The text is colorful, but verges on the mundane. However, the photographs and reproductions are first rate: We'll unfortunately never again see the beauty of the Art Deco design for the Court Cafe in Albuquerque, New Mexico or the main dining room/gas station and smaller cottages that made up the Dutch Mill Village of South Glasgow, Kentucky---They were all shaped like perfect, tiny windmills. Where but at Hick's Drive In on the Dixie Highway in Louisville, Kentucky would you find a circular building, a horseshoe shaped counter and an interior constructed entirely of glass?
My personal favorite postcard is of the Victory Cafe in Mattoon, Illinois--not that it is the most glamorous, but simply because it reminds me of my childhood, Saturday lunches at Baumgart's in Hackensack, New Jersey.
When/If you go antiquing, do you wander over to the bins of yellowing postcards? Then this book is for you.

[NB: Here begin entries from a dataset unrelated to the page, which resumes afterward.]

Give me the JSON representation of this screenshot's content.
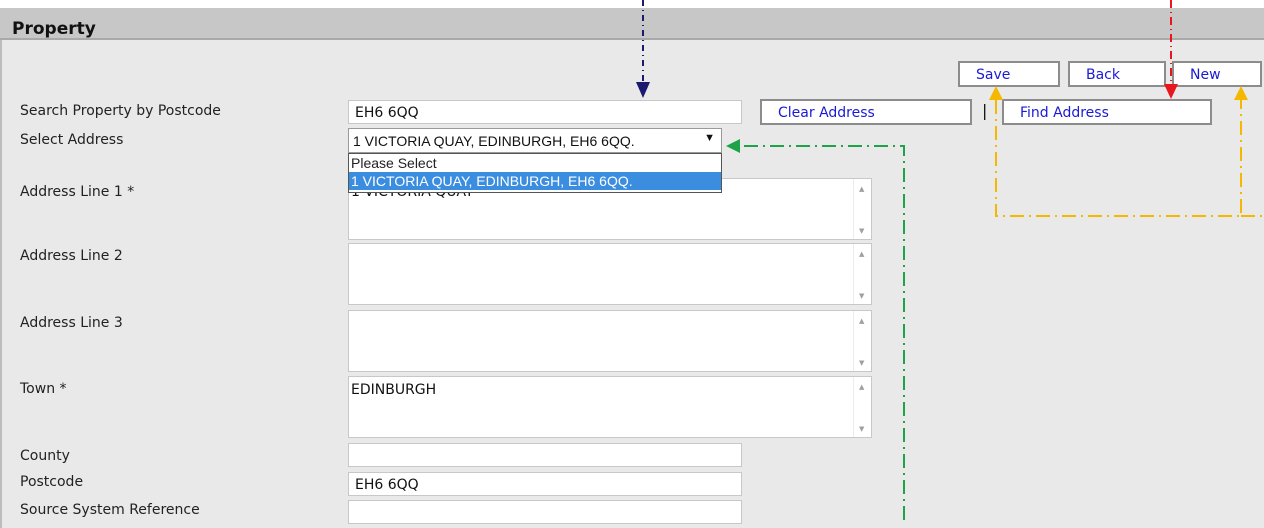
{
  "header": {
    "title": "Property"
  },
  "toolbar": {
    "save": "Save",
    "back": "Back",
    "new": "New"
  },
  "search": {
    "label": "Search Property by Postcode",
    "value": "EH6 6QQ",
    "clear_address": "Clear Address",
    "find_address": "Find Address",
    "separator": "|"
  },
  "select_address": {
    "label": "Select Address",
    "value": "1 VICTORIA QUAY, EDINBURGH, EH6 6QQ.",
    "options": [
      "Please Select",
      "1 VICTORIA QUAY, EDINBURGH, EH6 6QQ."
    ]
  },
  "fields": {
    "address1": {
      "label": "Address Line 1 *",
      "value": "1 VICTORIA QUAY"
    },
    "address2": {
      "label": "Address Line 2",
      "value": ""
    },
    "address3": {
      "label": "Address Line 3",
      "value": ""
    },
    "town": {
      "label": "Town *",
      "value": "EDINBURGH"
    },
    "county": {
      "label": "County",
      "value": ""
    },
    "postcode": {
      "label": "Postcode",
      "value": "EH6 6QQ"
    },
    "source_ref": {
      "label": "Source System Reference",
      "value": ""
    }
  },
  "annotation_colors": {
    "navy": "#1a1a6e",
    "red": "#e8171d",
    "green": "#1fa34a",
    "orange": "#f5b800"
  }
}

Excellent book, for those who love revisiting the past.However, I want to tell the author that he missed the REAL Starlight Cafe--still operating, and under that name--in Terlingua, Texas (in the Big Bend area). Wonderful food--the shrimp-kabob tacos and cold beer are gifts from heaven in this beautiful remote hot and arid area. The decor is that of an ancient theatre--the original function; but it really more closely resembles a funky cave!